I could hear all of the things he wasn't saying: You shouldn't have come in here with me, I should have brought Milo, I hate that you're reliving this, goddamn fucking goblins. It was all in the way his arms tightened, as though he could hug away all the painful memories. And I loved him for it. I loved him for a lot of reasons.

"There's more than enough proof that this was a goblin attack," I said, opening my eyes and straightening up.

Wyatt let go and shifted to stand next to me, the concern still plain on his face. "Agreed," he said. "The goblins are getting bolder. Estimated time of death was five o'clock this evening."

And considering it was late August, that meant broad daylight. Goblins used to only come out at night, preferring to spend the day down in the sewers. This was seriously bad news.

He reached for the zipper and started tugging it up. Just past the dead boy's knees he stopped. Leaned down to peer at something. "Evy, look at this."

I stepped around him and followed his gaze to a spot on the body's inner thigh. At first, all I saw were a bunch of deep cuts, like razor slices. But as I stared, they turned into letters. And then a word.

Kelsa.

"Fuck me," I said.

Kelsa was the goblin Queen who'd ordered me captured, tortured, raped and left to die, all at the orders of an elf whose grand plan included stealing Wyatt's free will. I killed her a few months ago, at the same time the rest of the goblins went underground. Seeing her name carved on the leg of a dead human said one clear thing to me: this was fucking personal.

* * *

After Wyatt took a few pictures of the carved name with his phone, we put the body back and then got the hell out of there. I texted Milo and Marcus that we were leaving, so they'd meet us at the arranged location.

They were already waiting when we arrived, leaning against the metal barrier that protected one side of the sidewalk from a steep drop into the Anjean River, as though they had every right to be loitering there at one-thirty in the morning. The rush of the river below us was the only real sound as Wyatt and I made our way toward them.

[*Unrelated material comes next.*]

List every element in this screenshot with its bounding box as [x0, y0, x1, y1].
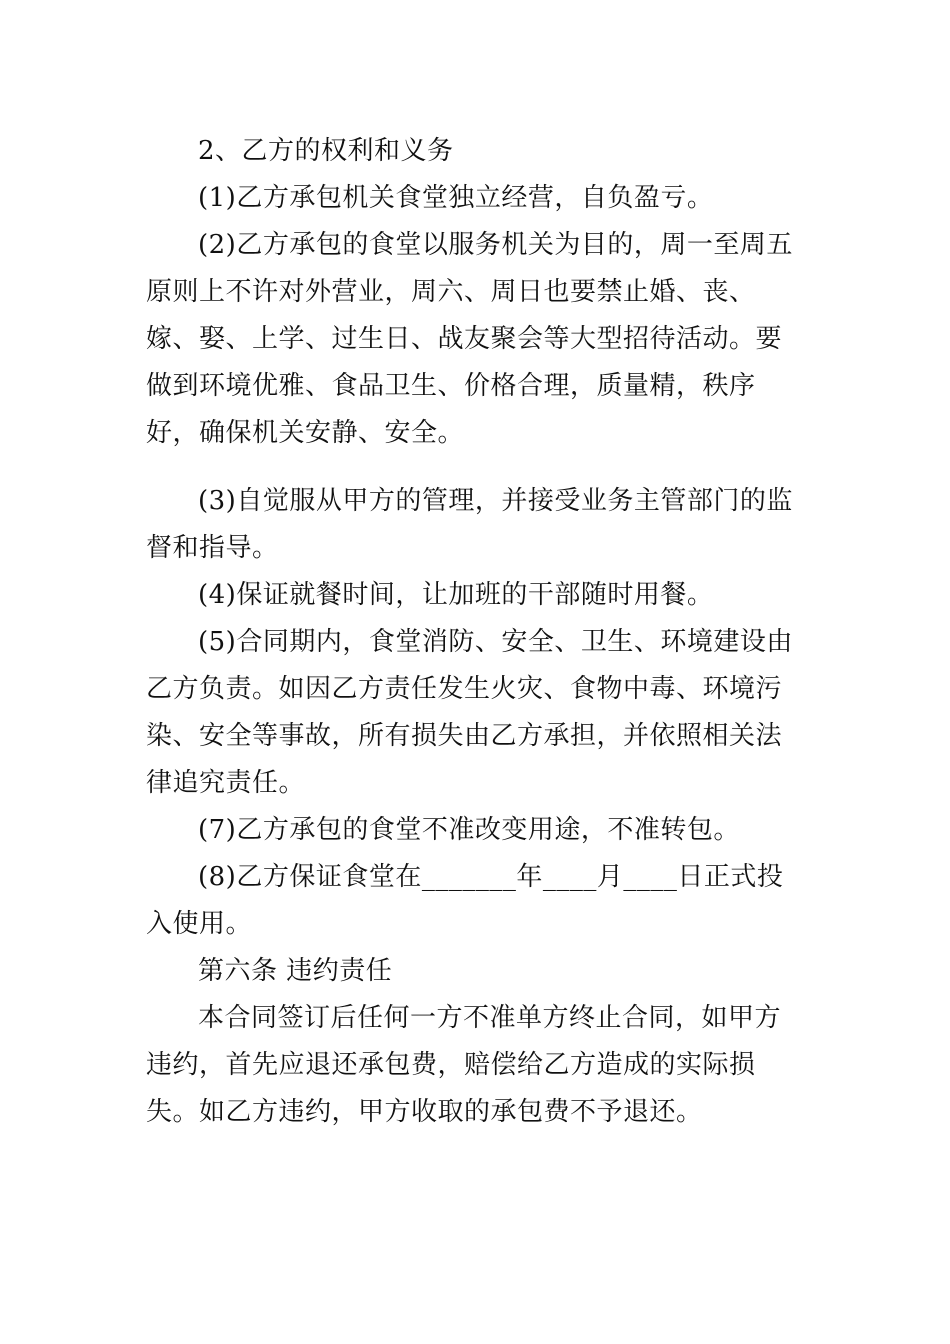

I was still a little shaky after our morgue trip and had broken a sweat the instant we stepped outside into the humid late-summer air. Usually I'm better at hiding my immediate need to vomit, but I must not have been doing a very good job on approach because Milo stood up straight as soon as he got a good look.

"Evy?" he said.

"I'm okay," I replied.

"That bad?"

"Worse, but it was definitely goblins."

"This behavior is extremely unusual," Marcus said. He hadn't moved from his casual lean against the rail, and the female in me appreciated the way he could make such a simple stance look sexy. Marcus was tall and muscular (but not muscle bound), with tan skin and long, black hair he liked to wear in a ponytail at the nape of his neck. A little bit of scruff on his chin—not quite a goatee, but more than a soul patch—gave him a look I could only describe as "pirate."

Contrast to Milo Gant, who was about my height of five-foot-seven, and lean enough to occasionally appear scrawny, despite his speed and strength. He had sandy brown hair and brown eyes that, once upon a time, I'd have described as kind. Nowadays they were mostly cold. Mostly, depending on the company he kept. Lately Marcus was one of the only people who could make Milo smile.

"There was more," Wyatt said and held out his phone. "They're making this personal for Evy."

Marcus studied the image, while Milo blanched and looked away—the photo did have an unfortunate angle of the dead man's mangled testicles. "What's your assessment?" Marcus asked.

"That whatever's happening isn't random," Wyatt replied. "We know the goblin warriors can't plan for shit, so at least one of the Queens has been cooking this up for a while. Maybe since Kelsa died."

"Could it be tied to the Fey?"

"Possibly. They followed orders from an elf once, so it isn't outside the realm of possibility for them to follow the orders of a sprite."